M. Michel Dreyfus-Schmidt ajugé que dans certaines affaires, notamment de divorce, il paraissait opportun d'accorder l'aide juridictionnelle à des étrangers en situation irrégulière.

M. François Zocchetto, rapporteur, a indiqué que l'article 3 de la loi du 10 juillet 1991 répondait à ce souci en permettant l'octroi de l'aide juridictionnelle à des personnes en situation irrégulière sous de strictes conditions et à titre exceptionnel.

En réponse à M. Jean-René Lecerf qui l'interrogeait sur l'état de transposition de la directive relative à des normes minimales concernant la procédure d'octroi et de retrait du statut de réfugié dans les Etats membres, M. François Zocchetto, rapporteur, a indiqué que ce texte n'avait pas encore été adopté définitivement par le Parlement européen et ne pouvait donc encore être transposé dans notre droit national.

Justice - Déroulement de l'audience d'homologation de la comparution sur reconnaissance préalable de culpabilité - Nomination d'un rapporteur et communication

Puis la commission a abordé la nomination du rapporteur sur la proposition de loi n° 358 (2004-2005) précisant le déroulement de l'audience d'homologation de la comparution sur reconnaissance préalable de culpabilité.

M. Michel Dreyfus-Schmidt a d'abord critiqué les conditions dans lesquelles cette proposition de loi, déposée le 30 mai dernier, avait été inscrite par la conférence des présidents du 14 juin à l'ordre du jour de la séance publique du 23 juin prochain.
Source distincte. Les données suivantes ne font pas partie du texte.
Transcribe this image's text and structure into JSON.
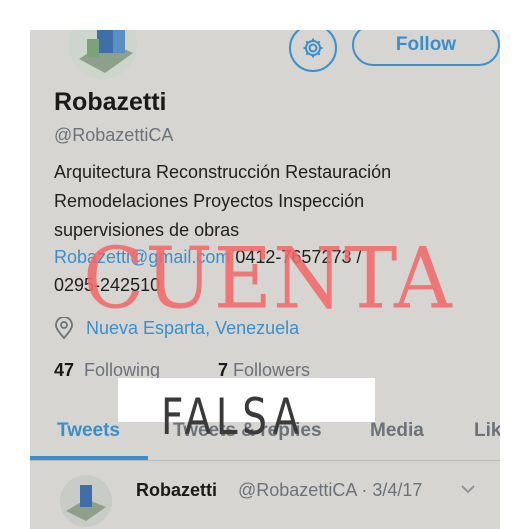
{
  "profile": {
    "follow_label": "Follow",
    "display_name": "Robazetti",
    "handle": "@RobazettiCA",
    "bio_lines": [
      "Arquitectura Reconstrucción Restauración",
      "Remodelaciones Proyectos Inspección",
      "supervisiones de obras"
    ],
    "email": "Robazetti@gmail.com",
    "phone_1": "0412-7657273 /",
    "phone_2": "0295-242510",
    "location": "Nueva Esparta, Venezuela",
    "following_count": "47",
    "following_label": "Following",
    "followers_count": "7",
    "followers_label": "Followers"
  },
  "tabs": [
    {
      "label": "Tweets",
      "active": true
    },
    {
      "label": "Tweets & replies",
      "active": false
    },
    {
      "label": "Media",
      "active": false
    },
    {
      "label": "Lik",
      "active": false
    }
  ],
  "tweet": {
    "author": "Robazetti",
    "meta": "@RobazettiCA · 3/4/17"
  },
  "overlay": {
    "stamp_top": "CUENTA",
    "stamp_bottom": "FALSA"
  },
  "icons": {
    "settings": "gear-icon",
    "location": "location-pin-icon",
    "menu": "chevron-down-icon"
  },
  "colors": {
    "accent": "#3a8fcb",
    "stamp_red": "#f26a6a",
    "background": "#d7d5d2"
  }
}
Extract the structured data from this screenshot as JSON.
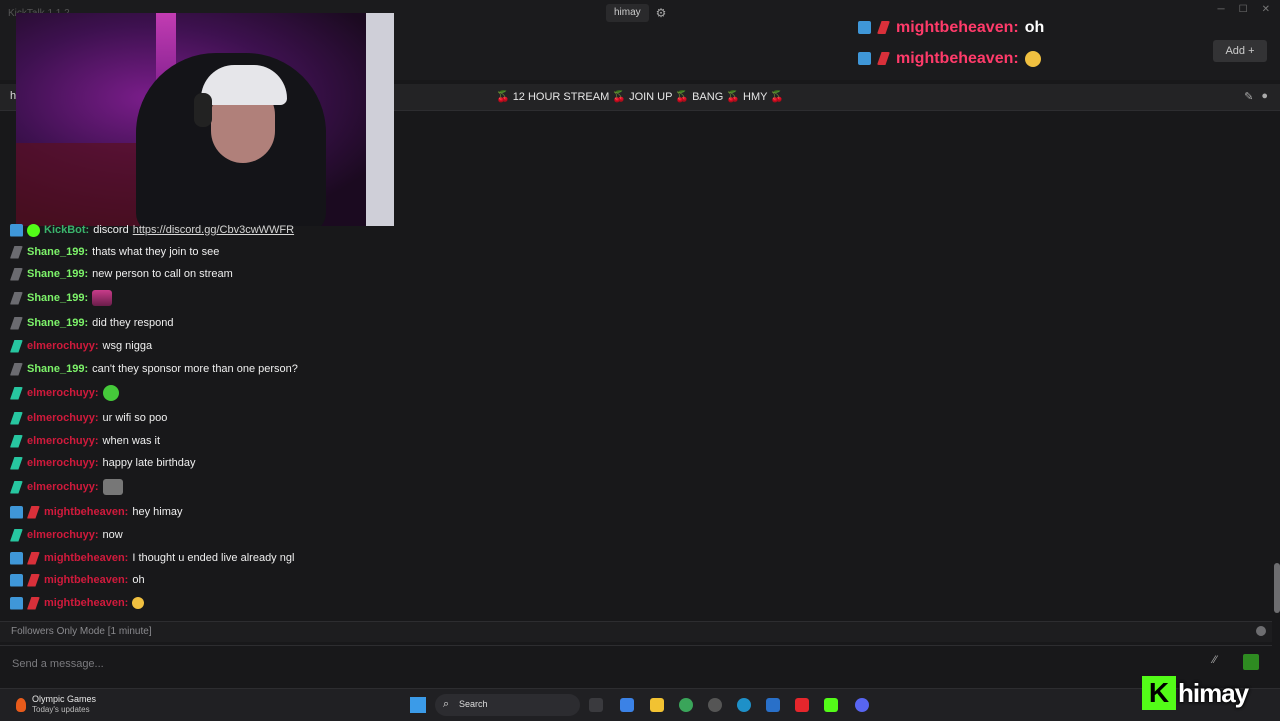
{
  "app": {
    "title": "KickTalk 1.1.2"
  },
  "header": {
    "tab_label": "himay",
    "add_label": "Add"
  },
  "overlay": [
    {
      "user": "mightbeheaven:",
      "text": "oh"
    },
    {
      "user": "mightbeheaven:",
      "text": ""
    }
  ],
  "stream": {
    "title": "🍒 12 HOUR STREAM 🍒 JOIN UP 🍒 BANG 🍒 HMY 🍒",
    "left_edge": "h"
  },
  "chat": [
    {
      "user": "KickBot:",
      "text": "discord",
      "link": "https://discord.gg/Cbv3cwWWFR"
    },
    {
      "user": "Shane_199:",
      "text": "thats what they join to see"
    },
    {
      "user": "Shane_199:",
      "text": "new person to call on stream"
    },
    {
      "user": "Shane_199:",
      "text": ""
    },
    {
      "user": "Shane_199:",
      "text": "did they respond"
    },
    {
      "user": "elmerochuyy:",
      "text": "wsg nigga"
    },
    {
      "user": "Shane_199:",
      "text": "can't they sponsor more than one person?"
    },
    {
      "user": "elmerochuyy:",
      "text": ""
    },
    {
      "user": "elmerochuyy:",
      "text": "ur wifi so poo"
    },
    {
      "user": "elmerochuyy:",
      "text": "when was it"
    },
    {
      "user": "elmerochuyy:",
      "text": "happy late birthday"
    },
    {
      "user": "elmerochuyy:",
      "text": ""
    },
    {
      "user": "mightbeheaven:",
      "text": "hey himay"
    },
    {
      "user": "elmerochuyy:",
      "text": "now"
    },
    {
      "user": "mightbeheaven:",
      "text": "I thought u ended live already ngl"
    },
    {
      "user": "mightbeheaven:",
      "text": "oh"
    },
    {
      "user": "mightbeheaven:",
      "text": ""
    }
  ],
  "footer": {
    "followers_mode": "Followers Only Mode [1 minute]",
    "message_placeholder": "Send a message..."
  },
  "taskbar": {
    "weather_title": "Olympic Games",
    "weather_sub": "Today's updates",
    "search_label": "Search"
  },
  "brand": {
    "k": "K",
    "name": "himay"
  },
  "colors": {
    "kick_green": "#53fc18",
    "user_green": "#7df36a",
    "user_red": "#d01a3c",
    "bg": "#18181a"
  }
}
Il a relevé que le choix de rendre facultative la présence du ministère public à l'audience d'homologation de la comparution sur reconnaissance préalable de culpabilité (CRPC) par la voie d'une proposition de loi, plutôt que par celle d'un projet de loi, avait pour effet d'éviter la saisine pour avis du Conseil d'Etat.

Il a déploré que l'examen de cette proposition de loi anticipe sur les conclusions de la mission d'information relative aux procédures accélérées de jugement mise en place par la commission en février dernier et dont les travaux n'étaient pas achevés. Il a regretté que l'initiative en ait été prise par le président de la mission sans aucune concertation avec les membres de cette dernière. Il a estimé que le rapporteur de la proposition de loi ne devait pas être le même que celui de la mission.

M. Michel Dreyfus-Schmidt a poursuivi en considérant que la procédure était d'autant plus critiquable que, sur le fond, la mesure proposée contredisait la décision prise par le Conseil constitutionnel posant le principe de la publicité de l'audience d'homologation de la CRPC.

M. Simon Sutour a vivement regretté que le président de la mission d'information, alors même que celle-ci poursuivait ses travaux, prenne l'initiative de déposer une proposition de loi qui touchait directement aux sujets dont elle s'était saisie. Il a estimé que la disposition rendant facultative la présence du parquet à l'audience d'homologation allait à l'encontre des positions prises successivement par le Conseil constitutionnel, la Cour de cassation et le Conseil d'Etat. Par ailleurs, il a critiqué les méthodes de travail de la commission des lois en estimant, en particulier, que les membres de l'opposition se trouvaient écartés lors de la désignation de rapporteurs.

M. Jean-Yves Collombat s'est demandé sur quels fondements le parquet pouvait être absent d'une audience publique de jugement.

M. Jean-Jacques Hyest, président, a suggéré que la discussion, sur le fond, de la proposition de loi, suive la présentation de ce texte par le rapporteur qui serait désigné par la commission.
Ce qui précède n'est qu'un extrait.